Asia mostly rose, with Tokyo, Shanghai, Sydney, Singapore, Wellington, Taipei, Mumbai and Bangkok up but Hong Kong, Seoul, Manila and Jakarta were down.London, Paris and Frankfurt all rose at the open. 

Macau casino stocks rally

Mainland Chinese shares were given some support by news that the central bank had cut interest rates for the first time since the height of the pandemic last year as officials look to kickstart stuttering growth.

Data showed on Monday that the world’s number-two economy expanded 8.1 per cent last year – its best rate in 10 years – but slowed in the final three months as it was hit by virus lockdowns around the country and weakness in the crucial property sector. Much of the annual growth came in the first half of the year, with the economy rocked by a series of shocks towards the end of 2021.

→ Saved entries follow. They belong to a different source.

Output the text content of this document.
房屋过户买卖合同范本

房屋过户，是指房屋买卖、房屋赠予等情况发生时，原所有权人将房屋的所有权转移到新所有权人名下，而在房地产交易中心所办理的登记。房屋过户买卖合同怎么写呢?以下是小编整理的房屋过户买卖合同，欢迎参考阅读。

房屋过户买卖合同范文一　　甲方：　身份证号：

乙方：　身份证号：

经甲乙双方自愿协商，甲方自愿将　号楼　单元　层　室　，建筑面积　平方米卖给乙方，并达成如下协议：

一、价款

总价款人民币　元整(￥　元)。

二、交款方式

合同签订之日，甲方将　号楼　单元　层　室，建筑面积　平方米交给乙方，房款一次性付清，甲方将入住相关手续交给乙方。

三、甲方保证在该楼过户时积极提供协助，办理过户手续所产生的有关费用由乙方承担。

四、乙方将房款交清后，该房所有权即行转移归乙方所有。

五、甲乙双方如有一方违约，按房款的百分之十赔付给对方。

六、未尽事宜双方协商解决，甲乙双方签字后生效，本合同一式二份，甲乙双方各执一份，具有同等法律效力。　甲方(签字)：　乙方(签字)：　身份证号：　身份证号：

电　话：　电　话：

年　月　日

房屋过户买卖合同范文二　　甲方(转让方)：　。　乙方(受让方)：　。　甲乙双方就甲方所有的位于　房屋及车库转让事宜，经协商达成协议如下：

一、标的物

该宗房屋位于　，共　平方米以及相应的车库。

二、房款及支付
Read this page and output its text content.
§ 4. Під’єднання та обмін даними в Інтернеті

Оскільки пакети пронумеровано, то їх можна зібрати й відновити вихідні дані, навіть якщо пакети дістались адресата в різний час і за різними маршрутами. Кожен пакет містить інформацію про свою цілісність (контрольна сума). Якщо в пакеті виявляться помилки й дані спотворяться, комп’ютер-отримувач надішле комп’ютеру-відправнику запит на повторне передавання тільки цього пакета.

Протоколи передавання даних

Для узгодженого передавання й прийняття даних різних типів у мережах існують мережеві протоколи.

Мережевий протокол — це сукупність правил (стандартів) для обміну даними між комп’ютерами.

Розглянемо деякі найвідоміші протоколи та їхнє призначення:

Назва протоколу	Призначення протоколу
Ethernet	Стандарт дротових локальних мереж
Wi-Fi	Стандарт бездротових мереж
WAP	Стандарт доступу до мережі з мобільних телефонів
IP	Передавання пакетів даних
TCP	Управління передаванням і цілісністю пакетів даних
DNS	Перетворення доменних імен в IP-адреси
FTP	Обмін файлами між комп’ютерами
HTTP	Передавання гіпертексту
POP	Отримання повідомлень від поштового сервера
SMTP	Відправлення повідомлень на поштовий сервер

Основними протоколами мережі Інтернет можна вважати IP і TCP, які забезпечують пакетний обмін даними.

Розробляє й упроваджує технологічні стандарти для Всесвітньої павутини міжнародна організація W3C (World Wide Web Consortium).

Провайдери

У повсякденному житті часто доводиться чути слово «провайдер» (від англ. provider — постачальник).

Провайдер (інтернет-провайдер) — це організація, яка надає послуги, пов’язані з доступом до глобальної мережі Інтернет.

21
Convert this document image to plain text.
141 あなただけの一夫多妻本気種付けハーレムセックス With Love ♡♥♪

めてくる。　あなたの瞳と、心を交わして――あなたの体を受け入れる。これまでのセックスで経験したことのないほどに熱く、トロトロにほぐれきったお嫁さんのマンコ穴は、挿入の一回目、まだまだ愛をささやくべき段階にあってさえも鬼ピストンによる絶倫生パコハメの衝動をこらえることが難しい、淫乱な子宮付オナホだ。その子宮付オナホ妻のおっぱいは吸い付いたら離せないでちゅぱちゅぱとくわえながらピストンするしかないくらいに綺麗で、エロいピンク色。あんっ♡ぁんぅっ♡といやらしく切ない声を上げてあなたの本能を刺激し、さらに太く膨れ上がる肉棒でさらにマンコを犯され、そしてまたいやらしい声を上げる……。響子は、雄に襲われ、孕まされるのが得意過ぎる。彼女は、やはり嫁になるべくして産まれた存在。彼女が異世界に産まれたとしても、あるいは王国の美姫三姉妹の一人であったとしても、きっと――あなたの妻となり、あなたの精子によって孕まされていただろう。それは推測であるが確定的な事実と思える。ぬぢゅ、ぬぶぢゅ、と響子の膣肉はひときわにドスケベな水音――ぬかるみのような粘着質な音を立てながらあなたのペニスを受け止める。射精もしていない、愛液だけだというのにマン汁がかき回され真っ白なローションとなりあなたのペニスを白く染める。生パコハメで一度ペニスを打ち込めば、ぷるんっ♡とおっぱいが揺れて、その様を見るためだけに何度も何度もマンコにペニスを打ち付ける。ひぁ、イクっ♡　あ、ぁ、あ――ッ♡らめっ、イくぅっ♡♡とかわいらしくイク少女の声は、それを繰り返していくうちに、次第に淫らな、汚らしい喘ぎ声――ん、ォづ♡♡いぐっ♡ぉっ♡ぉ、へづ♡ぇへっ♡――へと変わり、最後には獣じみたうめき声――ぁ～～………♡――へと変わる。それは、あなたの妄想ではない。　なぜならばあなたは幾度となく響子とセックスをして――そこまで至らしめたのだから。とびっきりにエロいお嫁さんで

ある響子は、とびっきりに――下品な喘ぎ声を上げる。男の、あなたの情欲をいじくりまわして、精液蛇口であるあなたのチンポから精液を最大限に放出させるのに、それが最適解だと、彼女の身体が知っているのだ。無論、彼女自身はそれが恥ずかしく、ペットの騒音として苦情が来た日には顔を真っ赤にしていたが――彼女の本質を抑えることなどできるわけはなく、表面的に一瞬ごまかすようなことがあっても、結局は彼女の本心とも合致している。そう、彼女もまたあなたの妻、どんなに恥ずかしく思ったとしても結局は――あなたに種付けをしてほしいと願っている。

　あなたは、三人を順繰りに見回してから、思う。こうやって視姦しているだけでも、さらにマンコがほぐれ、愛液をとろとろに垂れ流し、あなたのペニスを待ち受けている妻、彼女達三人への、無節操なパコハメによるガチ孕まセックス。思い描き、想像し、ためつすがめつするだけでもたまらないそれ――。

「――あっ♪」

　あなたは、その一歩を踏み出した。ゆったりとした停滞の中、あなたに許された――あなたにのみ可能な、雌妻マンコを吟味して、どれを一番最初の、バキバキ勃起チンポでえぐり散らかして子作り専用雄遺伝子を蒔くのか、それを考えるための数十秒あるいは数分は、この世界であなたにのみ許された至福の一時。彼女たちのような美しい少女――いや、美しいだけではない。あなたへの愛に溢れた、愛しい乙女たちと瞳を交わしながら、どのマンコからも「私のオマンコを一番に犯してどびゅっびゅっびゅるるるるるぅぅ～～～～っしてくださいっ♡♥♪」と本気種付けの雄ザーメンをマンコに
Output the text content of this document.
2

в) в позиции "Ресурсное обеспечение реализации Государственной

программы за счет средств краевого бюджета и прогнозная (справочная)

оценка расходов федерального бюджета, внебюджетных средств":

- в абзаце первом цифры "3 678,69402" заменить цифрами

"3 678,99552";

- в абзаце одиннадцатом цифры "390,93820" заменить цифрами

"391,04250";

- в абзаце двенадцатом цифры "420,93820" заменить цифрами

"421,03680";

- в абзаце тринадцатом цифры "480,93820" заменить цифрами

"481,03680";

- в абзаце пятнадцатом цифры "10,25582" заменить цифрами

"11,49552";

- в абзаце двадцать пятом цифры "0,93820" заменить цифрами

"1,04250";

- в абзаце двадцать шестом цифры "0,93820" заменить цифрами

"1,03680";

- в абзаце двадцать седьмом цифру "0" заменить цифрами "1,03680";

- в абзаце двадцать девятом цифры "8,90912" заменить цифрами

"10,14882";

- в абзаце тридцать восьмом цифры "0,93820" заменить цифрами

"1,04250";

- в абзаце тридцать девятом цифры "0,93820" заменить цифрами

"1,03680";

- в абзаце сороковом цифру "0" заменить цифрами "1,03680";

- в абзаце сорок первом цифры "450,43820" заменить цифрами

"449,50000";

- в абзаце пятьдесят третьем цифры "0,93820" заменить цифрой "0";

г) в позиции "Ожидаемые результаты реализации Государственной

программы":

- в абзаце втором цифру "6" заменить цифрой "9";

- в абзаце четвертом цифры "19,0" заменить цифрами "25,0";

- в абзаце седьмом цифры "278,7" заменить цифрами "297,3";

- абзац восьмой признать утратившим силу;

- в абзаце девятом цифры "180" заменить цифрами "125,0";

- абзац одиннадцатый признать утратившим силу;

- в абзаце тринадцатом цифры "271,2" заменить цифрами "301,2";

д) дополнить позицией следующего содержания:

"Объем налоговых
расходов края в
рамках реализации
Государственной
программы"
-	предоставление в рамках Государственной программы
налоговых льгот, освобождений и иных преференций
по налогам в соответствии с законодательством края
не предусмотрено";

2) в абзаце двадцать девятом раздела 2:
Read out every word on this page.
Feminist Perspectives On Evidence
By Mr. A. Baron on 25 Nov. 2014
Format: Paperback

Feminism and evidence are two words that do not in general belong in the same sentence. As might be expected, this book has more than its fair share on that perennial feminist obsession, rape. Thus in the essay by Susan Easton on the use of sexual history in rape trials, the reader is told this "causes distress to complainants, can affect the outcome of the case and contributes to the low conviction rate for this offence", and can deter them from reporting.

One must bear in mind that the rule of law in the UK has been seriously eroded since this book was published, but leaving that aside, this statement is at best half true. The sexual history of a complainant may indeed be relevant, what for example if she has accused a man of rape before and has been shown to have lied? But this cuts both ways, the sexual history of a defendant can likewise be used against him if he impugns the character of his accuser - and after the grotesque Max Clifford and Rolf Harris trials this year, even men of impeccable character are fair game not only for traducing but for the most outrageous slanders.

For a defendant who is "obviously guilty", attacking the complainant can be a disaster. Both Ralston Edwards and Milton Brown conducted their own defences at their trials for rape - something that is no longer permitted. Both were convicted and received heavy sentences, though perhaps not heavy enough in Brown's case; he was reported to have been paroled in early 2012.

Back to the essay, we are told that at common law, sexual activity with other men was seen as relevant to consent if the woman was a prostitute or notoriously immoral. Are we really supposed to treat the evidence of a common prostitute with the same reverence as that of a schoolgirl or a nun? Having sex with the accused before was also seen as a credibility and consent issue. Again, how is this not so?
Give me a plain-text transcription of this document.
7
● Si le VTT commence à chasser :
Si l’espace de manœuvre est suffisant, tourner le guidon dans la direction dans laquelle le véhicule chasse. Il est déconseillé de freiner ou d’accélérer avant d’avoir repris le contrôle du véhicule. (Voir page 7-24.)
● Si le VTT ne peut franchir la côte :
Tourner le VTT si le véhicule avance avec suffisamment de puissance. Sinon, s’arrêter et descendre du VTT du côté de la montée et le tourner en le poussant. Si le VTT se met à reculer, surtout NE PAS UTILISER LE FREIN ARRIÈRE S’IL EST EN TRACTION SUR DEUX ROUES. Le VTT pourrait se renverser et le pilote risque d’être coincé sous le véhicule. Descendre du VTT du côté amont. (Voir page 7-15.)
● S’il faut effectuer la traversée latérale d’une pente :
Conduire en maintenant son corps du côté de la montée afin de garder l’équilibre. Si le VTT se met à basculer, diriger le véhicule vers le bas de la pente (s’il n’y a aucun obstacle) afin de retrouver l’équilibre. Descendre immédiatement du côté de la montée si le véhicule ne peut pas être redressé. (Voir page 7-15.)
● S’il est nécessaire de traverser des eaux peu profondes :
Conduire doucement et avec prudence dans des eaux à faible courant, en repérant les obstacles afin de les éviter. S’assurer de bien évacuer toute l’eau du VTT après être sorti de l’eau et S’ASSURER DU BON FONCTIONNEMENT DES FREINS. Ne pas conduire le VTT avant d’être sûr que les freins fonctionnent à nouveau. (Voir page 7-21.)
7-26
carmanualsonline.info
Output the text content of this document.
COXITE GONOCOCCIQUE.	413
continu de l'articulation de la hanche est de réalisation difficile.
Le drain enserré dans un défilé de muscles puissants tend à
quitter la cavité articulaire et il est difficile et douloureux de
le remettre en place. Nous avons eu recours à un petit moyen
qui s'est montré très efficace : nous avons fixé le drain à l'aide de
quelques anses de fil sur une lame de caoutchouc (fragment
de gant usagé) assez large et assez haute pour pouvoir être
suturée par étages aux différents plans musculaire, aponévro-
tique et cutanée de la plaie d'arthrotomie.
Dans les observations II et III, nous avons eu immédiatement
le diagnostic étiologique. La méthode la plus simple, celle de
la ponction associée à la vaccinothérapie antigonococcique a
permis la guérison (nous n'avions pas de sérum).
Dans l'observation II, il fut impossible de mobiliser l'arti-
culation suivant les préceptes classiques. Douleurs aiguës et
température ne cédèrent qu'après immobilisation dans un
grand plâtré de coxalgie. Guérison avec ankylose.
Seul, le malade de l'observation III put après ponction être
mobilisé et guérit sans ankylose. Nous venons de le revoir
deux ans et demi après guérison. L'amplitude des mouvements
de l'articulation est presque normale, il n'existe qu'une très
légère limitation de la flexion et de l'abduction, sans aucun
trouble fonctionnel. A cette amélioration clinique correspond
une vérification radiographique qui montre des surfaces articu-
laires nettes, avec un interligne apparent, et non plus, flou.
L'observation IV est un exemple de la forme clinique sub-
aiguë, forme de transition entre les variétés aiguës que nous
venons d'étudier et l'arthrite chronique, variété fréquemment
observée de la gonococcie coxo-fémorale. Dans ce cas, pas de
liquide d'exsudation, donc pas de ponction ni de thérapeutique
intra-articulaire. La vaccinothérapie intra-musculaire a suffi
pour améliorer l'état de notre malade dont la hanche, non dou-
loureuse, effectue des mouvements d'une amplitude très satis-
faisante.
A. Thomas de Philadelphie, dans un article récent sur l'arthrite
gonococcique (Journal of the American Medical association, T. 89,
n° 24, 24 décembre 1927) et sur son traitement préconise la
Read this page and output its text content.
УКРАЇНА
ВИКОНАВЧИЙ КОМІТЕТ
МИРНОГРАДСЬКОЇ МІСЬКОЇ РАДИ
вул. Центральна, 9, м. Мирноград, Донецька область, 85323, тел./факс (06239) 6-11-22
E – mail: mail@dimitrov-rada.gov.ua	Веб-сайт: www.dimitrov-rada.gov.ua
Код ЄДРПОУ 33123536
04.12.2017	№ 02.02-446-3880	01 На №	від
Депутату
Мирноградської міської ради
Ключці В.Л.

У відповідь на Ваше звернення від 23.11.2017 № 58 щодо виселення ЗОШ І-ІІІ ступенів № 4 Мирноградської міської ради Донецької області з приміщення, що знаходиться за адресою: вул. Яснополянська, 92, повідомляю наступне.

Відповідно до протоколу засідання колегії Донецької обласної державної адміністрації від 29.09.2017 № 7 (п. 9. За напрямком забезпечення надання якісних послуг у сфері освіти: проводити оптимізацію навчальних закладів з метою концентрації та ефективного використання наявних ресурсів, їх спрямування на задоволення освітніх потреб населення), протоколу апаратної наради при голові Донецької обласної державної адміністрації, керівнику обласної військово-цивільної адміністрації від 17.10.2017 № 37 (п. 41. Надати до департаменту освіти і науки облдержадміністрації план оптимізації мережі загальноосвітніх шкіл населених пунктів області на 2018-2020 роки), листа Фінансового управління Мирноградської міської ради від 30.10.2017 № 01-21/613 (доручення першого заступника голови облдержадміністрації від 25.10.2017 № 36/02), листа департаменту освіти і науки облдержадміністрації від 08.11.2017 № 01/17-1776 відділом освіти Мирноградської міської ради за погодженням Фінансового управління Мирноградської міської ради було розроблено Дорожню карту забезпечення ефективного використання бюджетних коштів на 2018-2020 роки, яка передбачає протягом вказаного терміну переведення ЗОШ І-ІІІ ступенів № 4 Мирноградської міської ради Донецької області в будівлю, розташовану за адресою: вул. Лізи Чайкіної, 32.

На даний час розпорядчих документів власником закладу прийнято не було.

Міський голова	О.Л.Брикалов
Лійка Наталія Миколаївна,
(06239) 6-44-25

“The (Chinese central bank) really has started the New Year in a different position to, let’s say, other global banks and we do expect to see further easing or supportive measures, both monetary-wise as well as from a fiscal stance,” Catherine Yeung of Fidelity International told Bloomberg Television.

Hong Kong-listed casino stocks rocketed after Macau officials on Friday unveiled regulatory measures for the sector that were not as bad as initially feared. Under the proposed bill, the number of gaming concessions will remain at six but their term will be halved to 10 years, while the proportion of local ownership in casino firms will be lifted from 10 per cent to 15 per cent.

The revisions should “remove most investors’ key concerns, (for example on) dividends, government oversight, minimum shareholding by a Macau permanent resident, gaming tax, etcetera”, Citigroup analysts including George Choi said in a note.

Sands Macau soared more than 14 per cent, Wynn Macau and MGM China nearly 12 per cent each, while Melco was up five per cent. That followed strong gains in New York, where Las Vegas Sands and Melco rocketed more than 14 per cent.